Streams Loop-Around driver...

[Geoff Kuenning]

In article <1341 at cadovax.UUCP> mitchell at cadovax.UUCP (Mitchell Lerner) writes:

> Is the Loop-Around driver as shown in the the System V version 3 Streams 
> Programmers Guide in chapter 12 a way that I can do inter-process 
> communication?  I'm not sure that you can actually open the driver from streams
> on two separate processes (or more?) and have the driver connect the two 
> streams.  Can I use this type of Streams driver as the basis for an inter-
> process communications facility?

Yes, except that you are better off using the "stream pipe" driver, "sp.c",
that comes with V.3.  Sp.c works by cross-linking stream structures, so it
is more efficient.

The sp driver performs the cross-link when an M_PROTO (I think that's
the right one) control message is sent.  The control message contains
a pointer to the other stream which is to be cross-linked;  this pointer
is generated using the I_PASSFP (pass file pointer) ioctl.  (The details
are undocumented;  what you need to know is that the message contains
the file pointer at offset zero and nothing else.)

The tricky part is that I_PASSFP needs to be sent by someone who has
an fd for the relevant stream.  To make things clearer, here is the
single-process case (the funny ioctl syntax is because the info actually
goes through a structure, and I don't remember details):

	fd 4 (e.g.)			    fd 5 (e.g.)
	    |					|
	    |					V
	    |				ioctl (5, I_PASSFP (..., 4))
	    |					|
	    V					V
	Stream A			    Stream B

When the PASSFP of fd 4 is sent on fd 5, the cross-link happens and
everything is hunky-dory.  This is very easy to arrange in a single
process, and you then have a two-way stream pipe that can be used much
like a regular pipe, notably by forking children.  Careful attention to
open modes can even make it into a one-way pipe.

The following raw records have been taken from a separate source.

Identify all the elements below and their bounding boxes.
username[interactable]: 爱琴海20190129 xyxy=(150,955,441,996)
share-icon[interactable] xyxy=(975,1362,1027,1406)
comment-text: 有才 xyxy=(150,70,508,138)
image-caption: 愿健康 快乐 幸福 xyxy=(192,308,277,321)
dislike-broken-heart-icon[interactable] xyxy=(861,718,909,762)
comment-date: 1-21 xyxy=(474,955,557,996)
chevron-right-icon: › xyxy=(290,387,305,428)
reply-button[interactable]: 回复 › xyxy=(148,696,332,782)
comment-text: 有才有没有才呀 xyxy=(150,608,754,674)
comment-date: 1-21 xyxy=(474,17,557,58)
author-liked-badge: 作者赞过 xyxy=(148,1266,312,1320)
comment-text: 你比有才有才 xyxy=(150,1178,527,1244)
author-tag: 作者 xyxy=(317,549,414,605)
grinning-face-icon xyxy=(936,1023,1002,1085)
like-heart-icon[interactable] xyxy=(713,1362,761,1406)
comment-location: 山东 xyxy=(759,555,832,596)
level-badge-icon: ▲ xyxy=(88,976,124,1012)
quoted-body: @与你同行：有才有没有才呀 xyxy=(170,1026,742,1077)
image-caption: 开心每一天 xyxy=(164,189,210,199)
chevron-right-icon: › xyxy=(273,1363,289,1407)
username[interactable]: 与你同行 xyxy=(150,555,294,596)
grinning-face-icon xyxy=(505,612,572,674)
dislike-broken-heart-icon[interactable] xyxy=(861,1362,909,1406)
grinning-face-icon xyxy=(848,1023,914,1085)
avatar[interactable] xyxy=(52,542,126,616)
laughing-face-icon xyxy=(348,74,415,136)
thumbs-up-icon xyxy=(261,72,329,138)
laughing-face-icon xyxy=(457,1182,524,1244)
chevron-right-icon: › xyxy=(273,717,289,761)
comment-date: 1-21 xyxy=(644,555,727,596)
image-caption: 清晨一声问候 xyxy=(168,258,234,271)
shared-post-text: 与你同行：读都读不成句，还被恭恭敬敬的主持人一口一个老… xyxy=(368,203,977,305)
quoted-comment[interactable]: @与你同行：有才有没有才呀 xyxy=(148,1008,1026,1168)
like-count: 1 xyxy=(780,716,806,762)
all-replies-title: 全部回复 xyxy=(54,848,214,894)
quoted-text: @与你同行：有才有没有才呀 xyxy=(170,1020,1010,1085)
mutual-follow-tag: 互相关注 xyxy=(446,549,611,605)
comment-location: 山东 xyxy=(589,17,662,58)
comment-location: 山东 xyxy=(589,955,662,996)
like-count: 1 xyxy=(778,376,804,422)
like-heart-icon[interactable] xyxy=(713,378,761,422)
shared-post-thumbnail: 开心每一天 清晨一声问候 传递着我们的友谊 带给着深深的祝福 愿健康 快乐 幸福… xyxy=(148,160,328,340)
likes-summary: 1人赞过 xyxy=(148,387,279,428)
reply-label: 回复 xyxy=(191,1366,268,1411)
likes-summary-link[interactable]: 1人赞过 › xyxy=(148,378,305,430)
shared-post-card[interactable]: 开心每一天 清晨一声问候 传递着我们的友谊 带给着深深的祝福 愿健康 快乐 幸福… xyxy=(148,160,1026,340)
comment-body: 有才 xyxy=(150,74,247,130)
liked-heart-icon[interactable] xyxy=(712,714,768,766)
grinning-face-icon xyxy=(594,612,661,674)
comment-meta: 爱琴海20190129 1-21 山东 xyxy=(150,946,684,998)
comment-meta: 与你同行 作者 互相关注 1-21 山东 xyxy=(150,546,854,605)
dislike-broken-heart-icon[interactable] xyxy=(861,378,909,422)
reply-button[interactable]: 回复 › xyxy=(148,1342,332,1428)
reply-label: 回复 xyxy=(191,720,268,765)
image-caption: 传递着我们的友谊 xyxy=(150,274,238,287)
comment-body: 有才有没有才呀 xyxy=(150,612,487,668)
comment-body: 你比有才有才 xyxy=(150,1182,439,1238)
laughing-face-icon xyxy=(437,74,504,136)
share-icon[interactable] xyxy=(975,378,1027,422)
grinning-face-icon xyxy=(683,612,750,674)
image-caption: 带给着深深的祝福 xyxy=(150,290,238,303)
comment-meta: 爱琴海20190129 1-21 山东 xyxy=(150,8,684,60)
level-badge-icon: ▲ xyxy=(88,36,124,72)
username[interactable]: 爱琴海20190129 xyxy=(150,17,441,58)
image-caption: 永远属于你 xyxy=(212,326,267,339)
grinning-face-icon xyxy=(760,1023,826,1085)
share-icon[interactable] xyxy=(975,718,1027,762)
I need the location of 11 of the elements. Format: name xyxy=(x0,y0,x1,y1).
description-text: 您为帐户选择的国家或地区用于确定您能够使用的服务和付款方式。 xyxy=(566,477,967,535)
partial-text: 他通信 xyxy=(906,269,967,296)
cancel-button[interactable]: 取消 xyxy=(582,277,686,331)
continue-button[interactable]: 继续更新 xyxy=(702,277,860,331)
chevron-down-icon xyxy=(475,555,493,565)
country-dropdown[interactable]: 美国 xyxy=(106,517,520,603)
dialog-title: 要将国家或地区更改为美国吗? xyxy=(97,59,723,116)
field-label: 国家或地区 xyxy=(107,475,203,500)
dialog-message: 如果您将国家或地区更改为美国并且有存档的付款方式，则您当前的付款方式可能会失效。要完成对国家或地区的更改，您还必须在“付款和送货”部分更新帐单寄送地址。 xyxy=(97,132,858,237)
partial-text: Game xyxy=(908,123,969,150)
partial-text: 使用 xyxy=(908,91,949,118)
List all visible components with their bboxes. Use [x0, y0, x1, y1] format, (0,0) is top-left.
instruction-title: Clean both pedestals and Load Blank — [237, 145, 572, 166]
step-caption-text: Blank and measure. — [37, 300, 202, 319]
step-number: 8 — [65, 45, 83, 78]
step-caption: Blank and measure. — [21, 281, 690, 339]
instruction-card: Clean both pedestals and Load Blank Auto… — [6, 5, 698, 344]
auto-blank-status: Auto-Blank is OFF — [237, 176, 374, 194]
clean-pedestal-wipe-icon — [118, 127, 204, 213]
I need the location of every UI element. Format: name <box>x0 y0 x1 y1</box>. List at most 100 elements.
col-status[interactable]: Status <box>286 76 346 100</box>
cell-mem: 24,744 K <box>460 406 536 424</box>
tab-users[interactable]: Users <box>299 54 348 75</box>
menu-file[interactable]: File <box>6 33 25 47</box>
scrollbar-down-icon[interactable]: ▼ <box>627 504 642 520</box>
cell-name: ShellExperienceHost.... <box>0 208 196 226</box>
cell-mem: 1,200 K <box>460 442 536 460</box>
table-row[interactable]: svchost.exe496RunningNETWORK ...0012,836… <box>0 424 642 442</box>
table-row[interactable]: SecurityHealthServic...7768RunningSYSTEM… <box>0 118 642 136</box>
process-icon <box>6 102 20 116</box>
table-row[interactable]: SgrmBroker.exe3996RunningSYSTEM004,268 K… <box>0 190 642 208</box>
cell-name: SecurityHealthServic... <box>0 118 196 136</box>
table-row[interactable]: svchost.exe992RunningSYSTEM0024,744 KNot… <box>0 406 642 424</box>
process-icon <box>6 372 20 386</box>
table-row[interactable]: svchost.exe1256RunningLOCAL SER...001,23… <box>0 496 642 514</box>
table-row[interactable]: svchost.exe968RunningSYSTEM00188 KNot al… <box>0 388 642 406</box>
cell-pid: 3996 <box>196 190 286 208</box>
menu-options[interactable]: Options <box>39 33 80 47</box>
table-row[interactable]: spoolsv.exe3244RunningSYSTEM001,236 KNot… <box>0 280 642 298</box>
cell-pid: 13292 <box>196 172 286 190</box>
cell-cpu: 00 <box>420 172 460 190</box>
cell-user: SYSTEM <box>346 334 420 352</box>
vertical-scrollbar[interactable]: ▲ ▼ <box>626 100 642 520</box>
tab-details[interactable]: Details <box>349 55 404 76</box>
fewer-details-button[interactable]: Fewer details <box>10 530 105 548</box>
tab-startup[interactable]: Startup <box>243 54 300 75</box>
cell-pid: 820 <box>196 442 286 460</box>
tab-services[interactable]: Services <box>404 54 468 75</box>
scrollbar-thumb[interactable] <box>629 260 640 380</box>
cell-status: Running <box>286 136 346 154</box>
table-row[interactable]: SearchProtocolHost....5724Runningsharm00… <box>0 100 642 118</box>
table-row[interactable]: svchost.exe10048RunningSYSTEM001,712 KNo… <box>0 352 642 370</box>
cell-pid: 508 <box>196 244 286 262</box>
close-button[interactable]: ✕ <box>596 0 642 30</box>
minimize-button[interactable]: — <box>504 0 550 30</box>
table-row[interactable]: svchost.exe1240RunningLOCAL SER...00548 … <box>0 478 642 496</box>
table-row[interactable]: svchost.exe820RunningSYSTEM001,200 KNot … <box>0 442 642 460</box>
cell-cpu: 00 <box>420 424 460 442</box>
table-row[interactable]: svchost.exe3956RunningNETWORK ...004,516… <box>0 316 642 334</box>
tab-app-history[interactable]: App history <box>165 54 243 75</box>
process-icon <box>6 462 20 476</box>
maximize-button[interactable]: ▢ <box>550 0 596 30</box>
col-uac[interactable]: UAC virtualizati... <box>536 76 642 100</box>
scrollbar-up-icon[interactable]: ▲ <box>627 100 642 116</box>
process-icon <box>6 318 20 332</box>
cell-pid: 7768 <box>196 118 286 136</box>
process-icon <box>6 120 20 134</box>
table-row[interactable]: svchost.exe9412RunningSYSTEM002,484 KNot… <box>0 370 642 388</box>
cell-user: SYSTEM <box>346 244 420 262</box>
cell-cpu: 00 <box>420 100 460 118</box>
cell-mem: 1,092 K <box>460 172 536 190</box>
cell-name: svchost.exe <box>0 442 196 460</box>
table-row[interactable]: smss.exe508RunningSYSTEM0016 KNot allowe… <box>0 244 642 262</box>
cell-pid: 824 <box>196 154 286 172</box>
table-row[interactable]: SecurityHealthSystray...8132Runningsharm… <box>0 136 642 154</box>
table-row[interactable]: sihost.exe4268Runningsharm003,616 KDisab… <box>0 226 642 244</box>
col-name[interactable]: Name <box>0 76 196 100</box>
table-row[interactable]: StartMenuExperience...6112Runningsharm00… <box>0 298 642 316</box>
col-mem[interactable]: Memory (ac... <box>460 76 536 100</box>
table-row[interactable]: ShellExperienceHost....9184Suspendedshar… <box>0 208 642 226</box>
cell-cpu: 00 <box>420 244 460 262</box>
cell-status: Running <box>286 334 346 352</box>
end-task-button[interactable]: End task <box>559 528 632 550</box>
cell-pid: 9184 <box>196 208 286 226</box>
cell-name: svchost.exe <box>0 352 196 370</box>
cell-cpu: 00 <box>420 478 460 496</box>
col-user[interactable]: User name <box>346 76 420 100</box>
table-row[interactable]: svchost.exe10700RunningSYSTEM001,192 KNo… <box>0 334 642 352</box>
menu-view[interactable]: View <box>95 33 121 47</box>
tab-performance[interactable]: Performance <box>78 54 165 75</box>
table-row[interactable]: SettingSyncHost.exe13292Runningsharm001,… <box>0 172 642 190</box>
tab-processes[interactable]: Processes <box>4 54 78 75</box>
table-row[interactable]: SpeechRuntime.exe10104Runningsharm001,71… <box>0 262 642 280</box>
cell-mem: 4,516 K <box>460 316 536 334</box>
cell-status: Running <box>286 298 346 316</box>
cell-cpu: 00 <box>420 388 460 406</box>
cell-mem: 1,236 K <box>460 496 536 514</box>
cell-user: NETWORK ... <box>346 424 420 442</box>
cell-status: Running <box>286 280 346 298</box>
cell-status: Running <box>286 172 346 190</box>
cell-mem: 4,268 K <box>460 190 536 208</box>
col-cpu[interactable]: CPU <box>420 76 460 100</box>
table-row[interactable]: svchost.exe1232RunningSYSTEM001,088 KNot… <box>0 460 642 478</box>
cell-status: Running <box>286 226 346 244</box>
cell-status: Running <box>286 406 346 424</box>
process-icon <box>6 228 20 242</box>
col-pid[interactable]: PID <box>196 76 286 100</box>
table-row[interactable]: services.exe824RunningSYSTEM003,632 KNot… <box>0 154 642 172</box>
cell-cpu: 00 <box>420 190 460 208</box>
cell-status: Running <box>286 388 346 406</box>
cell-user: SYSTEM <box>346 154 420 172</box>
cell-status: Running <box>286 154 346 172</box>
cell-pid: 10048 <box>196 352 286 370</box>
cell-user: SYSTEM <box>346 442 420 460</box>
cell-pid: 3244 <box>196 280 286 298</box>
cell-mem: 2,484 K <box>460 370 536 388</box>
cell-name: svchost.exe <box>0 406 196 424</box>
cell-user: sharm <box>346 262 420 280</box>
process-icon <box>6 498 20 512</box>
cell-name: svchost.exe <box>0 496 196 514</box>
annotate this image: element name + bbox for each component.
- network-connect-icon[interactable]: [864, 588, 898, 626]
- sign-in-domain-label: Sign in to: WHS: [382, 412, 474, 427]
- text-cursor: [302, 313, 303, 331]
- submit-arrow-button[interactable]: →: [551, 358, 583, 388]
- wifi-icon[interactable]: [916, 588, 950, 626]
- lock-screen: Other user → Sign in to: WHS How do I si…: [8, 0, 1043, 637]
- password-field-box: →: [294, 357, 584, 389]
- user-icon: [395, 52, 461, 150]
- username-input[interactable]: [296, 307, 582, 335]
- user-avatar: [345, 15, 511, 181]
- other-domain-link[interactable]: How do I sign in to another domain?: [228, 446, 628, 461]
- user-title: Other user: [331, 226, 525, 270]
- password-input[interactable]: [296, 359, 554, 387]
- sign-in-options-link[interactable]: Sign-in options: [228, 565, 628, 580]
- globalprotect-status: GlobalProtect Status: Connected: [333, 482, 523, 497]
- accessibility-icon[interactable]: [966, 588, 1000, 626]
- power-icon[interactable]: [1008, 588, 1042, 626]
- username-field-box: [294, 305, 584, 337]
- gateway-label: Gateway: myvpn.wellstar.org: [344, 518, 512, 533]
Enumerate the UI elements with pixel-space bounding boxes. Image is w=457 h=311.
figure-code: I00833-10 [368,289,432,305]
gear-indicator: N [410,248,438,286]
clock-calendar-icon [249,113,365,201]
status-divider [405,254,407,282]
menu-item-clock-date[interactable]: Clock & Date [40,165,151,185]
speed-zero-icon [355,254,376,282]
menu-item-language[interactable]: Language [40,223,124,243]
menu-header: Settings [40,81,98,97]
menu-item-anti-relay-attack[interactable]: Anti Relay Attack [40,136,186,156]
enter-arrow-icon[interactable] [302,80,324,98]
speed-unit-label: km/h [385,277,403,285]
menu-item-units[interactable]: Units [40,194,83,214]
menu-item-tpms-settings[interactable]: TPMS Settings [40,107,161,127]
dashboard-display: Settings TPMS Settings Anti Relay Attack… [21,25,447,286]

The no-common-ancestor case is a bit trickier.  What saves you is that
the I_PASSFP ioctl can be used to pass a file pointer in a data message,
which can be read by another process.  Here's how I did it for LX-Windows,
for Locus Computing Corp:

	Server:

	(1) Open up a pair of well-known sp minor numbers (I use the highest
	    two in the sp minor list, e.g., 30 and 31 for 32 sp's) and
	    cross-link them.
	(2) Enter main "listening" loop.  One of the well-known devices is
	    held open, but otherwise ignored.  The other is the "connection
	    request" device;  the server listens on this stream for new
	    clients.  We will assume that 31 is the device the server
	    listens on.  (Actually, I give them mnemonic names in /dev).

	Client:

	(3) Open the well-known "request" device (minor 30).  Also open up
	    an unused 'sp' minor number, creating it with the clone driver.
	    Say we get minor 0.
	(4) Send a single byte on the "request" device, minor 30.  The
	    contents do not matter.

	Server:

	(5) When a request byte arrives on minor 31, open up another unused
	    'sp' minor number with the clone driver.  Call this minor 1,
	    and suppose it gets fd 9.
	(6) Using an I_PASSFP ioctl, send the address of minor 1 (fd 9)'s
	    data structures back out on minor 31 as a *data* message.
	    Note that, in the case of simultaneous requests by multiple
	    clients, we are not sure which client this will go to.
	    However, it turns out that this doesn't hurt us.

	Client:

	(7) Read the PASSFP message from minor 30.  Since it is a data
	    message, you will receive the value of a kernel pointer
	    to a stream structure.
	(8) Using the pointer from step 7, create an M_PROTO message
	    and send it on minor 0, which we opened in step 3.  This
	    message is *not* sent with I_PASSFP;  instead it is sent
	    as an ordinary M_PROTO control message.  The sp driver will
	    see this message and cross-link minor 0 to minor 1 (because
	    minor 1 was the pointer passed in step 6).
	(9) Close the well-known request device (minor 30).

The ugly thing about this is that steps 7 and 8 actually take a kernel
pointer and pass it back to the kernel via the client process.  The
REALLY UGLY thing about this is that the sp driver does not do any checking
for the validity of the pointer;  it grabs it from the message and
promptly dereferences it.  This is obviously a security hole that you
will want to fix if you plan to ship 'sp.c'.

One last note:  the stream buffer allocation scheme is simply stupid in
combination with the high/low water mechanism.  I won't go into details,
but if you send a lot of small packets that clog up, you will exhaust
the stream buffer pool long before you hit the high-water mark.  In our
case, the X clients used up the pool with line-drawing requests, and
the server then couldn't get a buffer to post a mouse-click event that
was necessary to terminate the line-drawing requests!
-- 

	Geoff Kuenning
	{hplabs,ihnp4}!trwrb!desint!geoff